The words stop him. They press along his back and swoop to catch his plunging heart. Guilt blooms in bright, jagged flowers, poisonous and unwelcome, through his core. “You put too much of a price upon a name, Terrastella.” He thinks it might be easier if they forever call themselves thus: Terrastella and Denocte.
But he owes Elena. Already her name has a familiar place upon his tongue. Already he knows the shape of it, the sound of it.
Tenebrae is turning, walking back to her. Again his head lowers to meet hers. He stands, no longer feverish, no longer weak. Thanks to her care he stands dark and formidable over her, a warrior, not a young man, an orphan, discovering what it was to be held for the first time. “I have told you it is better that you do not know my name. It is for the same reason I came to you and why I never should have come to you.” Low, low is his voice, soft and quiet enough that only her ears could catch his words. Not even the trees and leaves can discern the words he breathes close, close to Elena’s ear.

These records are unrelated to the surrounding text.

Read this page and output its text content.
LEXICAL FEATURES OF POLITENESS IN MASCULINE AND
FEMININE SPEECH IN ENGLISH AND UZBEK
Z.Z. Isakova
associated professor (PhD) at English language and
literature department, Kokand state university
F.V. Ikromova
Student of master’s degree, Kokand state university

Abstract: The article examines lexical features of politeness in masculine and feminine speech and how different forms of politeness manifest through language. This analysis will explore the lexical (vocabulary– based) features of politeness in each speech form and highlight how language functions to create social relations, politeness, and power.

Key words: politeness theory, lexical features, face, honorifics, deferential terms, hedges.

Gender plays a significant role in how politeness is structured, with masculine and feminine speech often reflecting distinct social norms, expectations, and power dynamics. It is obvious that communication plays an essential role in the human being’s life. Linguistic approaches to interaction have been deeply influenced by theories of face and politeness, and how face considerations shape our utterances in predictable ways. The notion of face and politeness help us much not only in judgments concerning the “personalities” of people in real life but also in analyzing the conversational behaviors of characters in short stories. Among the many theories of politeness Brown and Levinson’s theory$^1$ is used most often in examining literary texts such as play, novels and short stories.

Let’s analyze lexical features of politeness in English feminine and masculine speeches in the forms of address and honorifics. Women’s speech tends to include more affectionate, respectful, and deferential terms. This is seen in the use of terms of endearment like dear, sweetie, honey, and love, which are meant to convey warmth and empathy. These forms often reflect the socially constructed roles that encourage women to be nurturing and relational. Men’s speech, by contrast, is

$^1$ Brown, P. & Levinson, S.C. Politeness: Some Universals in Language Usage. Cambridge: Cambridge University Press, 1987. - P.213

“If I tell you my name, will you leave me alone, Elena? I promise I will leave you alone.” He dares to barter and realises how he is taking, taking, taking. Like she always takes, takes the distance between them. They both want too much.
Already the consequences of his proposed agreement sits cold along his skin. Imagining it feels sharp with a sense of loss. He is remembering what it was to be held and touched. He remembers then why it must be done. He wants too much.